Dans le cadre de notre projet de Jumelage entre initiatives francophones de lutte contre la désinformation, soutenu par l’Organisation internationale de la Francophonie (OIF), Tama Média, Sétanal Média et La Voix de Mopti publient une note d’analyse commune sur les principales tendances de désinformation observées en juillet 2024. Rapport.

Dans le cadre de notre projet de Jumelage entre initiatives francophones de lutte contre la désinformation, soutenu par l'Organisation internationale de la Francophonie (OIF), Tama Média, Sétanal Média et La Voix de Mopti publient une note d'analyse commune sur les principales tendances de désinformation observées en juillet 2024. Rapport.

Par Sagaïdou Bilal (Tama Média) ; Souleymane Diassy (Sétanal Média) ; Youssouf Traoré (La Voix de Mopti)

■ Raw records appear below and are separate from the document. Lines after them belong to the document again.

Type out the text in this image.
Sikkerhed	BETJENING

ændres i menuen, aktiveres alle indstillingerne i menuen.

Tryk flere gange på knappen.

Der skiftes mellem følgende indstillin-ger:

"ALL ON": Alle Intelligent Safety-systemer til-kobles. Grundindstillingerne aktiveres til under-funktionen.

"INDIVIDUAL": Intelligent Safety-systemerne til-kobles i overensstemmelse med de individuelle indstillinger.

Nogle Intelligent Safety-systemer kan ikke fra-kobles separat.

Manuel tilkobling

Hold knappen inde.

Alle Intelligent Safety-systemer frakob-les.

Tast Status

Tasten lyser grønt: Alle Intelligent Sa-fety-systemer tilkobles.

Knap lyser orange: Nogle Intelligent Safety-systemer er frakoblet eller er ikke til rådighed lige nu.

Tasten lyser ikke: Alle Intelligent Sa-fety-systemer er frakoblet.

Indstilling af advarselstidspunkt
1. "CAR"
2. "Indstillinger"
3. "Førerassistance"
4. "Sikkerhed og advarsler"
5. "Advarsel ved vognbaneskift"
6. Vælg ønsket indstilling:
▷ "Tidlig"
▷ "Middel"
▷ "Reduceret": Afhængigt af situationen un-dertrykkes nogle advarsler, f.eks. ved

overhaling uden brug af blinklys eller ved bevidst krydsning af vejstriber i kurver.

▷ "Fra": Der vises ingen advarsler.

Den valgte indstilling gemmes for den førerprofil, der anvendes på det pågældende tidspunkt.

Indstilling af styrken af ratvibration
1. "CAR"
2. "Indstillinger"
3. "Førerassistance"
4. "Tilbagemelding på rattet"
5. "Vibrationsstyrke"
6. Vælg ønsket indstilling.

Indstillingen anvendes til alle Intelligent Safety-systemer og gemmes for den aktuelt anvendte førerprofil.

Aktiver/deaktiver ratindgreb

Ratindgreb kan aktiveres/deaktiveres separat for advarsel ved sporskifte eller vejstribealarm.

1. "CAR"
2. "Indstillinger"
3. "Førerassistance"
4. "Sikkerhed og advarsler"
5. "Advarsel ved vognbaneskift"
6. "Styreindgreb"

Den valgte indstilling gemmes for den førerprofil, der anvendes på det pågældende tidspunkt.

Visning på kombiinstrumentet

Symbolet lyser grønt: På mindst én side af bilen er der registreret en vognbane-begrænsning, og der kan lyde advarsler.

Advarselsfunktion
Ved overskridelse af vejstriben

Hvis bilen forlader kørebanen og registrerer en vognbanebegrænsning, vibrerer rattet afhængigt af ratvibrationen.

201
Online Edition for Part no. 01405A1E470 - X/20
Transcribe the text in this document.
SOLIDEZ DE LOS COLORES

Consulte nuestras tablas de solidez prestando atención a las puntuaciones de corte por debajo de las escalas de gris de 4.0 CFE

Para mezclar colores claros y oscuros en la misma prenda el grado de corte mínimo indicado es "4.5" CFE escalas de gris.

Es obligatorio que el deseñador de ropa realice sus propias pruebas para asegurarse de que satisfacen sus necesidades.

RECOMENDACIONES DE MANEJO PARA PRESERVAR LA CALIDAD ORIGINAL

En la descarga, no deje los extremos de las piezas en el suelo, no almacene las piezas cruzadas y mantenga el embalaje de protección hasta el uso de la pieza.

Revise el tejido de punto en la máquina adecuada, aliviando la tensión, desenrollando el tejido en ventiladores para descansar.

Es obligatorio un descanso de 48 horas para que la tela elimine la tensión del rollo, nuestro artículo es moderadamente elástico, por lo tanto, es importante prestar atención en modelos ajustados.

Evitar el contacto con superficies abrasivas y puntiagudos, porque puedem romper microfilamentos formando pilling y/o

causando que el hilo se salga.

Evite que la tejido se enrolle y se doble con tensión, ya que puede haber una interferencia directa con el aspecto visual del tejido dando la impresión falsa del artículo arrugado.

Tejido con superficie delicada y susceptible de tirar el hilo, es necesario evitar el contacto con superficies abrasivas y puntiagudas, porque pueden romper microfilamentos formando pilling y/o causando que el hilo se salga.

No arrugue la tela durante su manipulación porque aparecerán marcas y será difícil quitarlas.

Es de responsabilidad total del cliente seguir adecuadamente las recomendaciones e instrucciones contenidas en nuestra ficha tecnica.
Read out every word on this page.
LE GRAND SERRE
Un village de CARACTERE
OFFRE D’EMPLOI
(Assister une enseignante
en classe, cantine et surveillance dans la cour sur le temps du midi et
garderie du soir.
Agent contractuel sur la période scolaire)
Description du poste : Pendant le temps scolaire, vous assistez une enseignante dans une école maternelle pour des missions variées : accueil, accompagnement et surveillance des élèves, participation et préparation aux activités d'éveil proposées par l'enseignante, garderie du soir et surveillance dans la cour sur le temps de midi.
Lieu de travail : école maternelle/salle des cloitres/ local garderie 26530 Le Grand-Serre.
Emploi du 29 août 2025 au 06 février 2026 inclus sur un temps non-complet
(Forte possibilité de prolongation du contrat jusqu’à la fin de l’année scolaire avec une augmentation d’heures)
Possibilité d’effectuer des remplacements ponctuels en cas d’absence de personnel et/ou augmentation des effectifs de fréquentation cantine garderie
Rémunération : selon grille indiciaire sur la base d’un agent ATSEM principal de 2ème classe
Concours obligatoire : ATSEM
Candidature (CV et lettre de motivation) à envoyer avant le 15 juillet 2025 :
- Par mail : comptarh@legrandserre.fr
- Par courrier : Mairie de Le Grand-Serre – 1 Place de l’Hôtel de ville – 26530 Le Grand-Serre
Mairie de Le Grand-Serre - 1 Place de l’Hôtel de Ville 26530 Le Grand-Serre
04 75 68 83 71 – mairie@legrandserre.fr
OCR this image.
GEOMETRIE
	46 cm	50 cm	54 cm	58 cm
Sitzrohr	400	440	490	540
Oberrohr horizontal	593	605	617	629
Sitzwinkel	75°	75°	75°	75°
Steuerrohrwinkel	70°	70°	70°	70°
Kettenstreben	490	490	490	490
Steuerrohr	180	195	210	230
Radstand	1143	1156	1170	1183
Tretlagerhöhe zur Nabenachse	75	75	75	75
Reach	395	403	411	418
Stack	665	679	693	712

1. Brève description du contexte

La période couverte par le rapport a été caractérisée par la tenue de la Conférence des chefs d’État et de gouvernement de la Communauté économique des États de l’Afrique de l’Ouest (Cedeao). L’organisation a tenu sa soixante-cinquième (65e) session ordinaire le 7 juillet 2024 à Abuja, en République fédérale du Nigéria, sous la présidence de Bola Ahmed Tinubu, président du Nigéria et président en exercice de l’organisation sous-régionale.

Dans la même période, le premier sommet des chefs d’État de l’Alliance des États du Sahel (AES) s’est tenu le 6 juillet 2024 à Niamey, au Niger. Ce sommet historique a réuni les dirigeants du Burkina Faso, du Mali et du Niger pour discuter de la création et de l’institutionnalisation de la Confédération de l’AES.

Au Mali, la crise sécuritaire a continué d’endeuiller des familles. C’est au cours du mois de juillet 2024 que la nouvelle Constitution du Mali a marqué son premier anniversaire. Au Sénégal, le président Bassirou Diomaye Faye a désormais plus de 100 jours d’exercice du pouvoir.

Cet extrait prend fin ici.